Monday, April 19, 2010

Is It Too Early?

Okay, so I wasn't going to post anything today, but I can't resist because we have the night "off" from evening lecture so there is a bit of extra time. I'm sure it's the last time this will happen for a while, and since we start full schedule tomorrow, I know I'll not be able to get my thoughts out on paper. Or computer. Or whatever this is...

First of all, I would like to announce to whoever may be reading that I am ALREADY sore and there has only been ONE class. This is the part where everyone who is reading does a little head cock and says, "Awwwww...poor thing, how can she be sore already?" I hadn't gone to class since Thursday and I guess all of the sitting in cramped airplane seats during travel and sitting in orientation longer than I am used to sitting, sleeping in a new bed, just general being out of the routine, are all contributing to my being stiff. I was looking forward to class tonight and hoping it would loosen me up a bit. And it did, for a while during class. However, now that the old girl has showered and put on the PJ's...things are stiffening up.

Is this a bad sign on Day One? Is it too early to be feeling stiff already? Isn't yoga supposed ot make you feel better? Hmmmm.

Well, at least it's done and I MADE IT THROUGH. Day One is done and I am here to tell about it. Even though I shouldn't be. Telling about it, that is...not "being here."

I found myself thinking during class tonight...and I realize I'm not supposed to "think," but I couldn't help it. BIKRAM was teaching!! There were 300 people in the room! THREE HUNDRED. (The other 60 are stranded in Europe due to the volcanic ash and will be arriving by the end of this week, we are told.) All of us from all over the WORLD are gathered in this room with a common goal and hopefully in nine weeks, we'll all be certified to start teaching! How much distraction can a person take?? And I was in about the fifth row and couldn't see myself in the mirror, so I had a hard time focusing. And I had a headache. But it's not like I could opt out. "I have a headache...I don't think I'll go to class today."

Not an option.

So, I found myself thinking of those that have done this before me and if they can do it, maybe I can too. I found myself thinking about my teachers who have influenced me and encouraged me saying that I could do it. They all did it and if they believe in me, then I should just relax and believe in me too. So, I had this conversation in my head during class (again....I know...the thinking is a problem...I have nine weeks to work it out) and that sort of got me through.

That, and I really DID "take it easy, Honey" like Bikram said to do.

So, is it too early to start feeling stiff and sore and tired? I don't think so. Might as well get it all started. Dive right in. One day at a time, one class at a time, one posture at a time, one sore muscle at a time. Just like 90 minute class. One breath at a time. Taking the positive spin on this...it will help me to force myself to take it easy for this first week while I'm still getting used to the routine.

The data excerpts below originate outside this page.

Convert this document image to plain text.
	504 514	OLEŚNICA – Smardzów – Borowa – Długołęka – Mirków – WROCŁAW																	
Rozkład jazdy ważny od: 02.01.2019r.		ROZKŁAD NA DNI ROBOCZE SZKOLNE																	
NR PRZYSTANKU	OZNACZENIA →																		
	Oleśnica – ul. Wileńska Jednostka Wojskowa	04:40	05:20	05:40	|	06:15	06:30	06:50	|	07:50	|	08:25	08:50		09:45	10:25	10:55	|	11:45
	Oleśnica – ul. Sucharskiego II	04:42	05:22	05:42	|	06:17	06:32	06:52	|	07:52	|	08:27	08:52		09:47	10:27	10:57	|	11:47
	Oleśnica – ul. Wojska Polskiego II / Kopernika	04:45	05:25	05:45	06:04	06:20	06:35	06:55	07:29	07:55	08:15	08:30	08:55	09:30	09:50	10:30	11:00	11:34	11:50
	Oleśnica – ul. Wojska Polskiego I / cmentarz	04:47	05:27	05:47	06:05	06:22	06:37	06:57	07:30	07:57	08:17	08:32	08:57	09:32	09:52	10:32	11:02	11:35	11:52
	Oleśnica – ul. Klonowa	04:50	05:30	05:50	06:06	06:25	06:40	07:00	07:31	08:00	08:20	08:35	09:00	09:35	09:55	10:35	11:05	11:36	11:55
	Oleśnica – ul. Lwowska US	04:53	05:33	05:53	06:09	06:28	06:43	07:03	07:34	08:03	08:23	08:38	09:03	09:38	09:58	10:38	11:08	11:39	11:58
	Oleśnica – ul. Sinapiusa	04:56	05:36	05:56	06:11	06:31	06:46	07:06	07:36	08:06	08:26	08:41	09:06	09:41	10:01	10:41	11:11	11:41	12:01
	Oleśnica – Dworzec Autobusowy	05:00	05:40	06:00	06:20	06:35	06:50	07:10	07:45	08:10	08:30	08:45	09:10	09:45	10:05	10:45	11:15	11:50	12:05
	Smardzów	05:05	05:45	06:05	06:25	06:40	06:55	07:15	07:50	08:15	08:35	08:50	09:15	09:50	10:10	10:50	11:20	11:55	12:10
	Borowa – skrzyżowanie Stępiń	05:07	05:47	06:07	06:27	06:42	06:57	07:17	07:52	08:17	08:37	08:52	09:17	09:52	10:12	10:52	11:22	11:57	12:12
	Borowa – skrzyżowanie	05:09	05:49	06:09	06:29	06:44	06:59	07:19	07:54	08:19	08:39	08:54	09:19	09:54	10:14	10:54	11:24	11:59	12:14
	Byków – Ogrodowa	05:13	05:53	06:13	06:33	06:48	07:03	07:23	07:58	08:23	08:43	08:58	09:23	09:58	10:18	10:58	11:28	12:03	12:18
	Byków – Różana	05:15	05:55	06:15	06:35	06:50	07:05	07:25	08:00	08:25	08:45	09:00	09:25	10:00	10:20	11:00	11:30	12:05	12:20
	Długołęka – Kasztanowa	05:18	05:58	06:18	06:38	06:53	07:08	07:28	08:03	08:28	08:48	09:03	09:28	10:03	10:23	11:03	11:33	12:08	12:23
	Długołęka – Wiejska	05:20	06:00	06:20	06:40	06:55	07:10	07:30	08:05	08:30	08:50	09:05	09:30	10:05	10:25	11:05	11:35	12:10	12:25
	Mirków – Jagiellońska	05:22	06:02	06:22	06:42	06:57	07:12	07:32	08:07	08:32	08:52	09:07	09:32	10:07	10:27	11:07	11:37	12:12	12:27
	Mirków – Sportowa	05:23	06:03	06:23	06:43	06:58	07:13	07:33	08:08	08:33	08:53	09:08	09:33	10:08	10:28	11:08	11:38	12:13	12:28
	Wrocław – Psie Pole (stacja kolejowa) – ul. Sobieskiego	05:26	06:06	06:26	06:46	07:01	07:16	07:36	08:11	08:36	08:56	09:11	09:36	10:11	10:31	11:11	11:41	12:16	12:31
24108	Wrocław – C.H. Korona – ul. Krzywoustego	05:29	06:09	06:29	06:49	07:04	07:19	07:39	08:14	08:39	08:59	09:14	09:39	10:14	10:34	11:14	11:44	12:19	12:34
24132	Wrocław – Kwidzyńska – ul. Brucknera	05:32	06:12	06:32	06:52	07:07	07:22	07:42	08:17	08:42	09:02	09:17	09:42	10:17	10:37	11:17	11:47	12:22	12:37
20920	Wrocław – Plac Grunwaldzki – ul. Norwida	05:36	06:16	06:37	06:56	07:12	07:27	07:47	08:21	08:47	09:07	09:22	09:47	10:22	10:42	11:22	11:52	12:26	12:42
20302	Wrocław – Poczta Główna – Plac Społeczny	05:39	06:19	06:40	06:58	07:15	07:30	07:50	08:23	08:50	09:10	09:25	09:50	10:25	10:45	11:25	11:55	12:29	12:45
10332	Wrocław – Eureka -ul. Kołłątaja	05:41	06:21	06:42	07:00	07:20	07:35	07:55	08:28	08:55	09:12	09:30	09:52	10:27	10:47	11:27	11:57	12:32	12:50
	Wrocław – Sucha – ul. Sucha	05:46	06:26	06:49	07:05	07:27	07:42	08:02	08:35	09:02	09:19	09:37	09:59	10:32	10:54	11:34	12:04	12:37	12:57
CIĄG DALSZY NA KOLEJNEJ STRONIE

Speaking of the "positive spin" makes me recall a few quotes from our orientation today. I found them extremely interesting, and of course, due to memory issues, I want to record them for my future self.

"Negative energy is nine times more powerful than positive energy." So, get RID of the negative energy. Leave it outside. Way outside. Like, wherever you came from. Leave it all behind you. Don't bring it with you, don't hang around others who exude it, leave it.

"Doing it ninety-nine percent right still equals WRONG." And don't you go thinking that one hundred percent right is good either. 110%...okay.

"There is no limit to good. You can never have too much good, can you?" Think about that one...interesting. "What's the worst thing will happen to you? You die. That is the limit of the worst thing. The end. Bad has a limit."

"You think they are missing you at home? NO ONE is missing you. They are glad you're gone!!" This one got a big laugh, I imagine, because all of us are most likely control freaks and those we've left behind are now released from our constant watchful and controlling ways. I know I had a good laugh at this point in the lecture.

So, is it too early for soreness and fatigue after just Day One...where they took it easy on us?

Doesn't matter is it's too early or not.

That's just the way it is.


1 comment:

  1. Hey Marcia! This is Amy, from class at Stony Point. I finally got a chance to sit down and read your posts. I'm glad you're making an exception to the "no blogging" rule. It's great to read your stories! Hope you're hanging in there! We're all thinking about you, and your name still comes up FREQUENTLY, so I'm not so sure about the "no one is missing you" thing, but hey--who I am to contradict Bikram?! Anyway, take care. Thinking about you here in Richmond!